Joyce Kilmer Memorial Forest and the adjacent Wright and Indian creeks, with rich soil and fertile growing conditions, have created poster children for the old growth cause.
Nevertheless, that creates a special challenge for the most common class of old growth trees in the Appalachians. Often found on ridge tops where the climate is harsh and the soil is poor, these trees are as old as they get but often scraggly and stunted.
Their remote and uninviting location have saved them from being logged over the years, but as the technology for logging has advanced, they may not have the superstar tree appeal to save them in the future.

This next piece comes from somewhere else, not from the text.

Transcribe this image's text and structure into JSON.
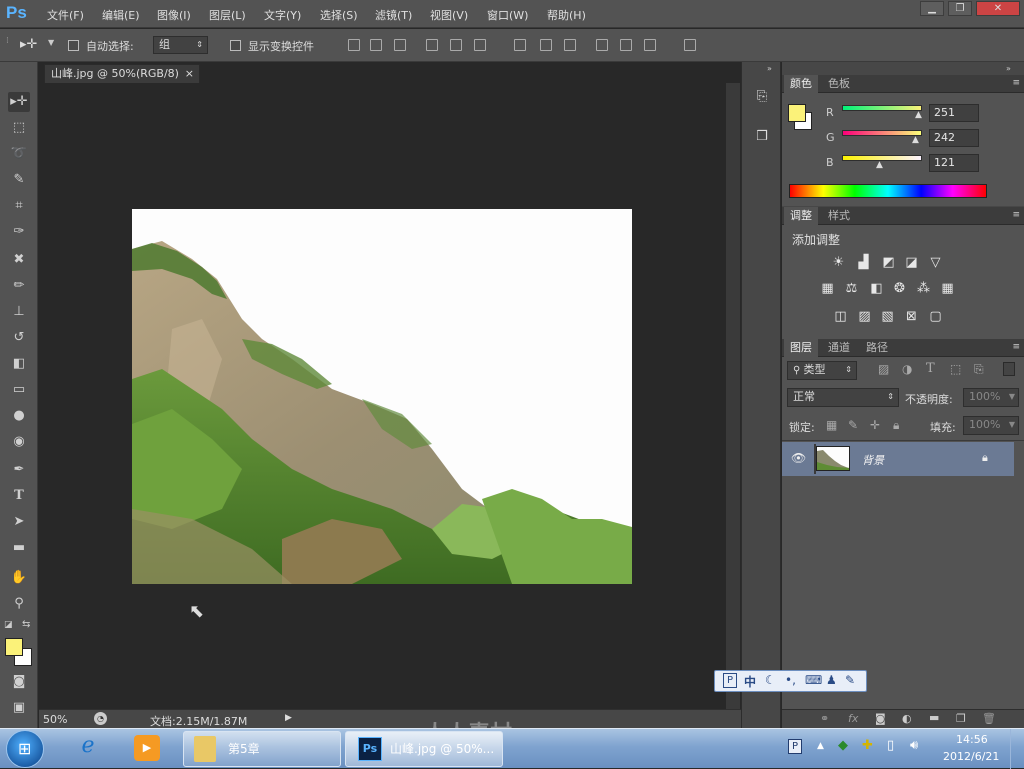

Many people, Kelly said, will pass them by without even noticing, which creates a problem for their preservation.
“If people don’t know something, they can’t love it, and if they can’t love it they won’t protect it,” Kelly said.
Forest Service input session
The U.S. Forest Service is soliciting information and feedback from forest visitors, area residents and others on the state of the Nantahala and Pisgah national forests. The forest service is undertaking a planning process that will determine how it manages the two forests for coming decades.
People supporting everything from logging interests to wilderness expansion to recreation and hunting advocates are weighing in. The agency expects to have a draft assessment report available to the public this summer and a final report this fall.
Officials are currently in the assessment phase of revising the Nantahala and Pisgah national forests management plan and are accepting comments through email as well as through two upcoming meetings in Franklin and in Asheville.
• 6-9 p.m. May 23 at Tartan Hall of the First Presbyterian Church, 26 Church Street in Franklin.
• 6-9 p.m. May 30 at the N.C. Arboretum, 100 Frederick Law Olmsted Way in Asheville.